Forum Rowerowy Lublin

Pełna wersja: Akcja "Rowerzyści bez granic"
Aktualnie przeglądasz uproszczoną wersję forum. Kliknij tutaj, by zobaczyć wersję z pełnym formatowaniem.
Stron: 1 2
Na pocieszenie powiedzieć mogę, że Władimir proponuje nam wypad do Brześcia na rowerach. Wykombinuje nam noclegi i pewnie znając tamtejsza gościnność zapewni nam taką opiekę, że będziemy CALI zadowoleni :-D.
Warto byłoby też pomyśleć o czymś takim w drugą stronę.
My pewnie narzekamy na naszą infrastrukturę rowerową, natomiast Władimir w dzisiejszej rozmowie rozpływał się w zachwytach nad nią i stwierdził, że korzystając z niej odpoczywa ;-). Tak, że tego, nie narzekajmy na to, co mamy :-).
Warto zacieśniać znajomości. Kiedyś gościliśmy rowerzystów z Muenster, warto byłoby zacieśnić znajomości również z drugiego kierunku.
Kontakty są, może jakieś pomysły się zrodzą. Chyba trzeba nam jakiegoś wyjścia w miasto, w celu omówienia powyższych tematów ;-)

Poza tym chcą zaprosić dwie osoby w charakterze konsultantów w sprawie ichniejszej infrastruktury rowerowej.
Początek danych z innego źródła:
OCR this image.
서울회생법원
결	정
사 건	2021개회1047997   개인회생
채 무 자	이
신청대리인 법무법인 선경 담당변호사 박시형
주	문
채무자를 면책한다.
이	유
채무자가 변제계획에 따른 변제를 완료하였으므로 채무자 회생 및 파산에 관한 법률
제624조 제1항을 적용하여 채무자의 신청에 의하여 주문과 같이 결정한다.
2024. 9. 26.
Choć tutaj akurat chyba Aleksander byłby najlepszym kandydatem :-)
Potwierdzam, to co Mariusz napisał powyżej :-)
Jeśli zaś chodzi o dzisiejszą frekwencję ... to się niestety nie rozczarowałem - po prostu WSTYD.
Z pewnością chętnych na wyjazd na Białoruś będzie więcej niż chętnych do dzisiejszej pomocy ...
Rado napisał(a):Jeśli zaś chodzi o dzisiejszą frekwencję ... to się niestety nie rozczarowałem - po prostu WSTYD.
Przykro mi Radku ale jeszcze nie potrafię być w dwóch miejscach jednocześnie.
mariobiker napisał(a):
Rado napisał(a):Jeśli zaś chodzi o dzisiejszą frekwencję ... to się niestety nie rozczarowałem - po prostu WSTYD.
Przykro mi Radku ale jeszcze nie potrafię być w dwóch miejscach jednocześnie.
Lepiej bym tego nie ujął
Tak naprawdę wszystko jest kwestią priorytetów :-?
Czy chcecie robić coś tylko dla siebie (żeby było fajnie, miło i przyjemnie) czy także na zewnątrz. I jedno i drugie jest dobre. Tylko czemu ma służyć Stowarzyszenie? Może to przejściowe, ale filozofia MK prezentowana przez Stowarzyszenie upada (ten rok to kompletna porażka). Tak jak obserwuję forum liczba nowych osób przyjeżdżajacych na ustawki znikoma. Nie mówię już o wydarzeniach, które miałyby być rangi miejskiej.
Jureczq,
moze to kwestia cukru?
nadmiar szkodzi i mowiac jezykiem dietetyki, wiekszosc woli low-carb, wiec high-carb najprawdopodobniej zraza ich do jazdy.
Dziekuje.
Jurek S napisał(a):Tak naprawdę wszystko jest kwestią priorytetów :-?
tak naprawdę wiele zależy od terminu, w którym - że tak powiem - "poweźmiesz" informację o danym wydarzeniu. w tak zwanym "sezonie", kiedy jeździ się sporo, a weekendy są przeładowane arcyciekawymi wydarzeniami, trudno oczekiwać, że ktoś z dnia na dzień zmieni plany.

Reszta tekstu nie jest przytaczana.